There were two overall themes in the report, recalibrating and revitalizing, that encompassed the work the organization undertook last year. The recalibrating portion was revisiting past disaster events in the city and implementing lessons learned across all participating agencies.
Revitalizing examined the organizations capacity, and preparation for future emergency realities – be it weather, flood, cyberattacks or infrastructure incidents.
“Through these initiatives, we were able to bring new alignment to our work build capacity to make Calgary a safer and more resilient city,” said CEMA Chief Sue Henry.
While wildland urban fires only made it to the medium-risk category in the overall threat matrix, a strategy will be developed in the event a large-scale wildland fire happens in or around Calgary.

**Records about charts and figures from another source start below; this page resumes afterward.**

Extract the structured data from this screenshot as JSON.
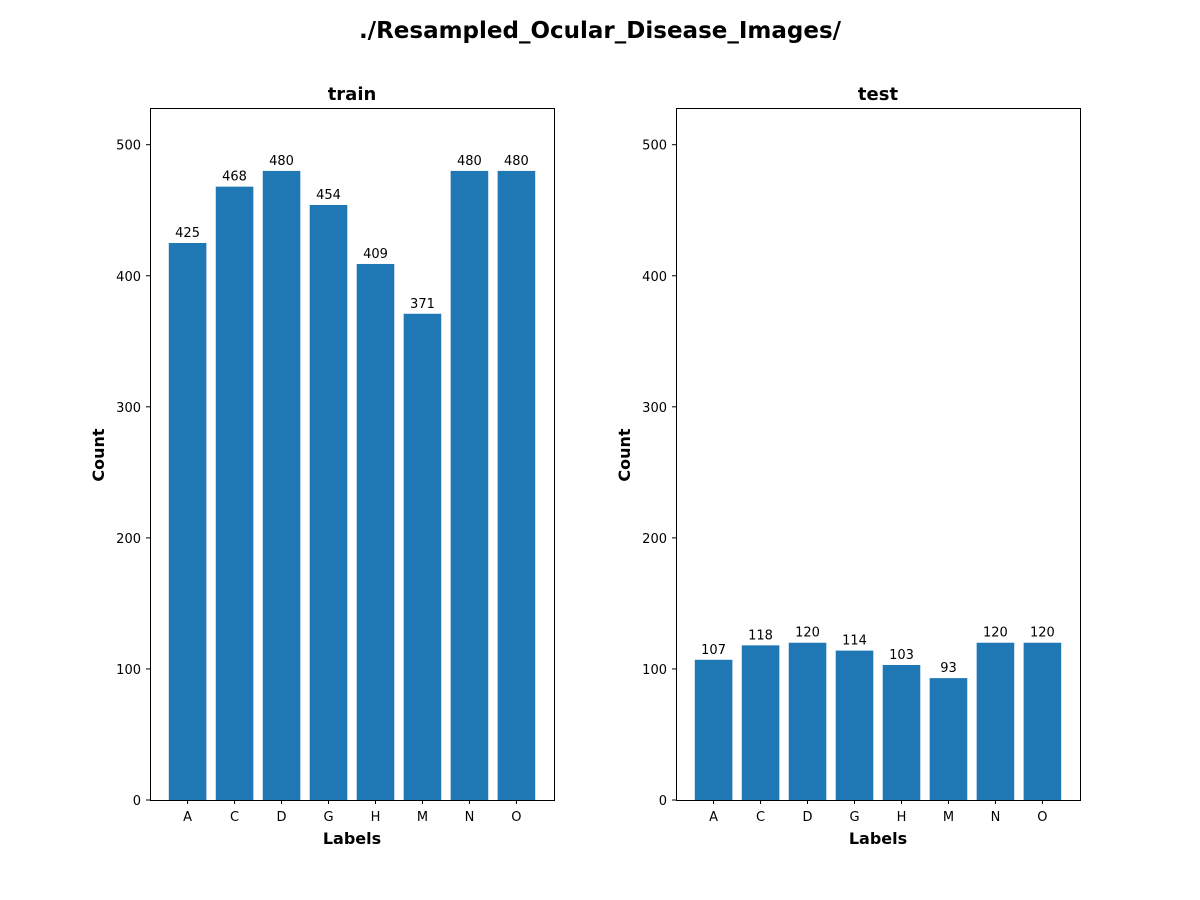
{
  "figure": {
    "suptitle": "./Resampled_Ocular_Disease_Images/"
  },
  "colors": {
    "bar": "#1f77b4"
  },
  "chart_data": [
    {
      "type": "bar",
      "title": "train",
      "xlabel": "Labels",
      "ylabel": "Count",
      "categories": [
        "A",
        "C",
        "D",
        "G",
        "H",
        "M",
        "N",
        "O"
      ],
      "values": [
        425,
        468,
        480,
        454,
        409,
        371,
        480,
        480
      ],
      "data_labels": [
        "425",
        "468",
        "480",
        "454",
        "409",
        "371",
        "480",
        "480"
      ],
      "ylim": [
        0,
        528
      ],
      "yticks": [
        0,
        100,
        200,
        300,
        400,
        500
      ],
      "ytick_labels": [
        "0",
        "100",
        "200",
        "300",
        "400",
        "500"
      ],
      "grid": false
    },
    {
      "type": "bar",
      "title": "test",
      "xlabel": "Labels",
      "ylabel": "Count",
      "categories": [
        "A",
        "C",
        "D",
        "G",
        "H",
        "M",
        "N",
        "O"
      ],
      "values": [
        107,
        118,
        120,
        114,
        103,
        93,
        120,
        120
      ],
      "data_labels": [
        "107",
        "118",
        "120",
        "114",
        "103",
        "93",
        "120",
        "120"
      ],
      "ylim": [
        0,
        528
      ],
      "yticks": [
        0,
        100,
        200,
        300,
        400,
        500
      ],
      "ytick_labels": [
        "0",
        "100",
        "200",
        "300",
        "400",
        "500"
      ],
      "grid": false
    }
  ]
}
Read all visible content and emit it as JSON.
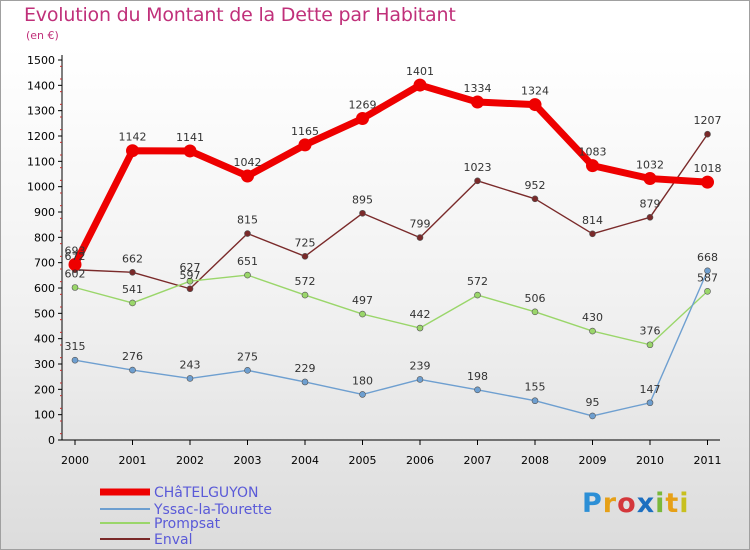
{
  "header": {
    "title": "Evolution du Montant de la Dette par Habitant",
    "unit": "(en €)"
  },
  "logo": {
    "text": "Proxiti"
  },
  "chart_data": {
    "type": "line",
    "title": "Evolution du Montant de la Dette par Habitant",
    "ylabel": "(en €)",
    "xlabel": "",
    "x": [
      "2000",
      "2001",
      "2002",
      "2003",
      "2004",
      "2005",
      "2006",
      "2007",
      "2008",
      "2009",
      "2010",
      "2011"
    ],
    "ylim": [
      0,
      1500
    ],
    "yticks": [
      0,
      100,
      200,
      300,
      400,
      500,
      600,
      700,
      800,
      900,
      1000,
      1100,
      1200,
      1300,
      1400,
      1500
    ],
    "grid": false,
    "legend_position": "bottom-left",
    "series": [
      {
        "name": "CHâTELGUYON",
        "color": "#ee0000",
        "values": [
          693,
          1142,
          1141,
          1042,
          1165,
          1269,
          1401,
          1334,
          1324,
          1083,
          1032,
          1018
        ],
        "labels": [
          "693",
          "1142",
          "1141",
          "1042",
          "1165",
          "1269",
          "1401",
          "1334",
          "1324",
          "1083",
          "1032",
          "1018"
        ]
      },
      {
        "name": "Yssac-la-Tourette",
        "color": "#6e9fd0",
        "values": [
          315,
          276,
          243,
          275,
          229,
          180,
          239,
          198,
          155,
          95,
          147,
          668
        ],
        "labels": [
          "315",
          "276",
          "243",
          "275",
          "229",
          "180",
          "239",
          "198",
          "155",
          "95",
          "147",
          "668"
        ]
      },
      {
        "name": "Prompsat",
        "color": "#9ad66a",
        "values": [
          602,
          541,
          627,
          651,
          572,
          497,
          442,
          572,
          506,
          430,
          376,
          587
        ],
        "labels": [
          "602",
          "541",
          "627",
          "651",
          "572",
          "497",
          "442",
          "572",
          "506",
          "430",
          "376",
          "587"
        ]
      },
      {
        "name": "Enval",
        "color": "#7a2a2a",
        "values": [
          672,
          662,
          597,
          815,
          725,
          895,
          799,
          1023,
          952,
          814,
          879,
          1207
        ],
        "labels": [
          "672",
          "662",
          "597",
          "815",
          "725",
          "895",
          "799",
          "1023",
          "952",
          "814",
          "879",
          "1207"
        ]
      }
    ]
  }
}
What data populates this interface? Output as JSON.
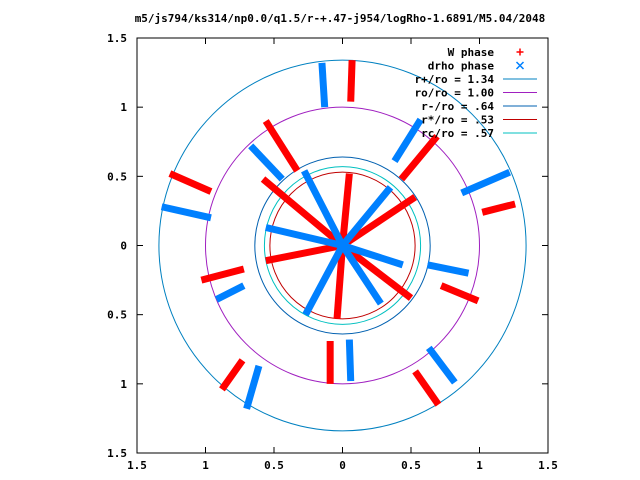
{
  "chart_data": {
    "type": "scatter",
    "title": "m5/js794/ks314/np0.0/q1.5/r-+.47-j954/logRho-1.6891/M5.04/2048",
    "xlabel": "",
    "ylabel": "",
    "xlim": [
      -1.5,
      1.5
    ],
    "ylim": [
      -1.5,
      1.5
    ],
    "x_tick_labels": [
      "1.5",
      "1",
      "0.5",
      "0",
      "0.5",
      "1",
      "1.5"
    ],
    "y_tick_labels": [
      "1.5",
      "1",
      "0.5",
      "0",
      "0.5",
      "1",
      "1.5"
    ],
    "tick_values": [
      -1.5,
      -1,
      -0.5,
      0,
      0.5,
      1,
      1.5
    ],
    "grid": false,
    "legend_position": "top-right",
    "series": [
      {
        "name": "W phase",
        "marker": "+",
        "color": "#ff0000",
        "segments": [
          [
            [
              0.07,
              1.34
            ],
            [
              0.06,
              1.04
            ]
          ],
          [
            [
              -0.56,
              0.9
            ],
            [
              -0.33,
              0.54
            ]
          ],
          [
            [
              0.69,
              0.79
            ],
            [
              0.43,
              0.48
            ]
          ],
          [
            [
              -1.26,
              0.52
            ],
            [
              -0.96,
              0.39
            ]
          ],
          [
            [
              1.26,
              0.3
            ],
            [
              1.02,
              0.24
            ]
          ],
          [
            [
              -1.03,
              -0.25
            ],
            [
              -0.72,
              -0.17
            ]
          ],
          [
            [
              0.99,
              -0.4
            ],
            [
              0.72,
              -0.29
            ]
          ],
          [
            [
              -0.73,
              -0.83
            ],
            [
              -0.88,
              -1.04
            ]
          ],
          [
            [
              0.53,
              -0.91
            ],
            [
              0.7,
              -1.15
            ]
          ],
          [
            [
              -0.09,
              -0.69
            ],
            [
              -0.09,
              -1.0
            ]
          ],
          [
            [
              0.0,
              0.0
            ],
            [
              -0.58,
              0.48
            ]
          ],
          [
            [
              0.0,
              0.0
            ],
            [
              0.53,
              0.35
            ]
          ],
          [
            [
              0.0,
              0.0
            ],
            [
              -0.56,
              -0.11
            ]
          ],
          [
            [
              0.0,
              0.0
            ],
            [
              0.5,
              -0.38
            ]
          ],
          [
            [
              0.0,
              0.0
            ],
            [
              -0.04,
              -0.53
            ]
          ],
          [
            [
              0.0,
              0.0
            ],
            [
              0.05,
              0.52
            ]
          ]
        ]
      },
      {
        "name": "drho phase",
        "marker": "x",
        "color": "#0080ff",
        "segments": [
          [
            [
              -0.15,
              1.32
            ],
            [
              -0.13,
              1.0
            ]
          ],
          [
            [
              -0.67,
              0.72
            ],
            [
              -0.44,
              0.48
            ]
          ],
          [
            [
              0.57,
              0.91
            ],
            [
              0.38,
              0.61
            ]
          ],
          [
            [
              -1.32,
              0.28
            ],
            [
              -0.96,
              0.2
            ]
          ],
          [
            [
              1.22,
              0.53
            ],
            [
              0.87,
              0.38
            ]
          ],
          [
            [
              -0.92,
              -0.39
            ],
            [
              -0.72,
              -0.29
            ]
          ],
          [
            [
              0.92,
              -0.2
            ],
            [
              0.62,
              -0.14
            ]
          ],
          [
            [
              -0.61,
              -0.87
            ],
            [
              -0.7,
              -1.18
            ]
          ],
          [
            [
              0.63,
              -0.74
            ],
            [
              0.82,
              -0.99
            ]
          ],
          [
            [
              0.05,
              -0.68
            ],
            [
              0.06,
              -0.98
            ]
          ],
          [
            [
              0.0,
              0.0
            ],
            [
              -0.28,
              0.54
            ]
          ],
          [
            [
              0.0,
              0.0
            ],
            [
              0.35,
              0.42
            ]
          ],
          [
            [
              0.0,
              0.0
            ],
            [
              -0.56,
              0.13
            ]
          ],
          [
            [
              0.0,
              0.0
            ],
            [
              0.44,
              -0.14
            ]
          ],
          [
            [
              0.0,
              0.0
            ],
            [
              -0.27,
              -0.5
            ]
          ],
          [
            [
              0.0,
              0.0
            ],
            [
              0.28,
              -0.42
            ]
          ]
        ]
      }
    ],
    "circles": [
      {
        "name": "r+/ro = 1.34",
        "r": 1.34,
        "color": "#0080c0"
      },
      {
        "name": "ro/ro = 1.00",
        "r": 1.0,
        "color": "#a020c0"
      },
      {
        "name": "r-/ro = .64",
        "r": 0.64,
        "color": "#0060b0"
      },
      {
        "name": "r*/ro = .53",
        "r": 0.53,
        "color": "#c00000"
      },
      {
        "name": "rc/ro = .57",
        "r": 0.57,
        "color": "#00c0c0"
      }
    ]
  }
}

“We know our summers are getting hotter and drier. We know our communities are growing and building out into some of the more wildland urban interface areas. We also know that our friends in Calgary Fire and Calgary Parks have been doing this work every day, and they’ve been doing this work for a long period of time,” Henry told reporters.
“What we’re doing is bringing the entire agency together to do an overarching strategy to make sure that we understand all of the impacts, we understand potential mitigation, and if there’s other areas that we can improve as an agency.”
When asked about specifics of what might be included in the strategy, Henry said that they’re currently taking stock of what each department is doing already and where gaps remain.
Edmonton delivers its urban wildfire strategy
Calgary’s neighbour to the north may be able to provide some early insight into how a new urban wildfire strategy could be built. With the North Saskatchewan River winding through Alberta’s capital, along with dozens of bordering communities with mature foliage, Edmonton determined it should pursue a similar plan.
The City of Edmonton’s urban wildfire strategy was just delivered by their city administration this month. The 100-page document covers four primary pillars that look at reducing fire threat, increased education, how to respond and coordinating regional efforts.
In those areas are items that could come to play in Calgary, such as the removal of combustible vegetation, grasslands management, wildfire resilient landscapes, along with a proposed wildfire resilience overlay – similar to flood plains – that would map out wildfire-urban-interface properties in the City.
Kelowna has one of the oldest municipal-response-focused fire plans in the country. Most Canadian municipalities follow guidelines under the federal government’s FireSmart program. Those are primarily focused around the prevention of potential fires, not necessarily the response plan should a large-scale fire ignite in a city.
Up to July 2025, Calgary saw a massive increase in wildland, grass and wooded area fires, when compared with the same period in 2024. Dry winters, undergrowth and, last year, a delayed spring, were behind that year’s spike, according to Calgary fire officials.
Ward 4 Coun. DJ Kelly, who sits on the Emergency Management Committee, said that he’s happy to see Calgary taking further steps toward mitigating potential large-scale fires.
“We definitely are seeing changing weather patterns,” Kelly said.
“I’m definitely glad that we’re taking a look at that, because that is one of those higher risks that perhaps a few years ago was a lower risk. So now that we’re seeing it happen a little more frequently, more grass fires around Calgary, it’s good that we have a plan for how we can deal with those things when they occur.”
There’s no specific timeline for the delivery of an urban wildfire plan by CEMA.